Adaptive finite element methods and machine-learning-based surrogates for the phase field fracture model | Ravindra Duddu | Structural Engineering Seminar Series
- Sponsor
- Department of Civil and Environmental Engineering
- Speaker
- Ravindra Duddu
- Originating Calendar
- CEE Seminars and Conferences
Abstract
Modeling and understanding fracture propagation is necessary to improve the safety and reliability of engineering materials and structures and to design them better with enhanced mechanical properties (e.g. tensile strength, and fracture resistance). Over the last decade, phase field approach to fracture emerged as robust computational methodology, owing to its ability to simulate complex crack morphologies, including splitting and merging. However, one of the main challenges with applying the phase field approach to real-world problems is the computational cost associated with resolving the diffuse crack interface. Adaptive finite element methods and machine-learning-based model surrogates offer the potential to enable efficient and scalable simulation strategies. In this talk, I will give an overview of my research work conducted in the past five years. First, I will present my collaborative work on adaptive continuous/discontinuous Galerkin finite element methods for phase field fracture simulations. I will discuss the formulation of strain-energy and stress-based crack driving force functions and their calibration and validation with experimental data performed as a part of the damage mechanics challenge. Second, I will present a CNN-based surrogate for the phase field fracture model that can predict damage/stress field given the microstructure. I will discuss the accuracy of the surrogate model for predicting the uniaxial tensile strength of fiber-reinforced composite microstructures and its potential use in inverse design aimed at maximizing tensile strength. I will end with some concluding remarks and vision for future work on parallel scalable implementation of crack evolution (SPICE).

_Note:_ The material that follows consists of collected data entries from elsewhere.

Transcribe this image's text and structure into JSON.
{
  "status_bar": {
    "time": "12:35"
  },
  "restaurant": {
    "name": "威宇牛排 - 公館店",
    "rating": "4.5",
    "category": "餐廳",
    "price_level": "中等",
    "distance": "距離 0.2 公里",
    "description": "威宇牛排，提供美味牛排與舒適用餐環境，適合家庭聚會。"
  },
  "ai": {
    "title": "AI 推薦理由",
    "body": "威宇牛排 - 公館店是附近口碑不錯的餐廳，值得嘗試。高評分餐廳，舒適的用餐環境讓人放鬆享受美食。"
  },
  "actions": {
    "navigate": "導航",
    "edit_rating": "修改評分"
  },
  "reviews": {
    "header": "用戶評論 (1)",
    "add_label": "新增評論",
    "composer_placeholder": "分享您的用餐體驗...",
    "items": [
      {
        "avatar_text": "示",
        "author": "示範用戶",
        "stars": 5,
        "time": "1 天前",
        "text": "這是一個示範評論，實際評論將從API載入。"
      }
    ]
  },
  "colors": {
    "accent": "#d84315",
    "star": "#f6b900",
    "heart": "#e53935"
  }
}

Acknowledgements: This work has been funded by the NSF, NASA, 3M Company, and The Royal Society and was done in collaboration with researchers from the US, the UK and India.
Biography: Dr. Ravindra Duddu is an Associate Professor of Civil and Environmental Engineering at Vanderbilt University, with secondary appointments in Mechanical Engineering and Earth and Environmental Sciences. He got his B. Tech in Civil Engineering from the IIT Madras. He obtained his M.S. and Ph.D. in Civil and Environmental Engineering from Northwestern University. He worked as postdoctoral researcher at the University of Texas at Austin and Columbia University, New York. His research interests are in computational solid mechanics with a focus on multi-physics modeling of material damage evolution in natural and man-made materials. He is a recipient of the Vanderbilt Chancellor Faculty Fellowship, NSF early CAREER award, Fulbright Kalam-Climate Fellowship, The Royal Society International Exchanges award, and ONR Summer Faculty Fellowship. He is the past Chair of technical committees on Computational Mechanics and Fracture and Failure Mechanics associated with ASCE and ASME, and incoming Chair of USACM Energy & Earth Systems technical thrust area.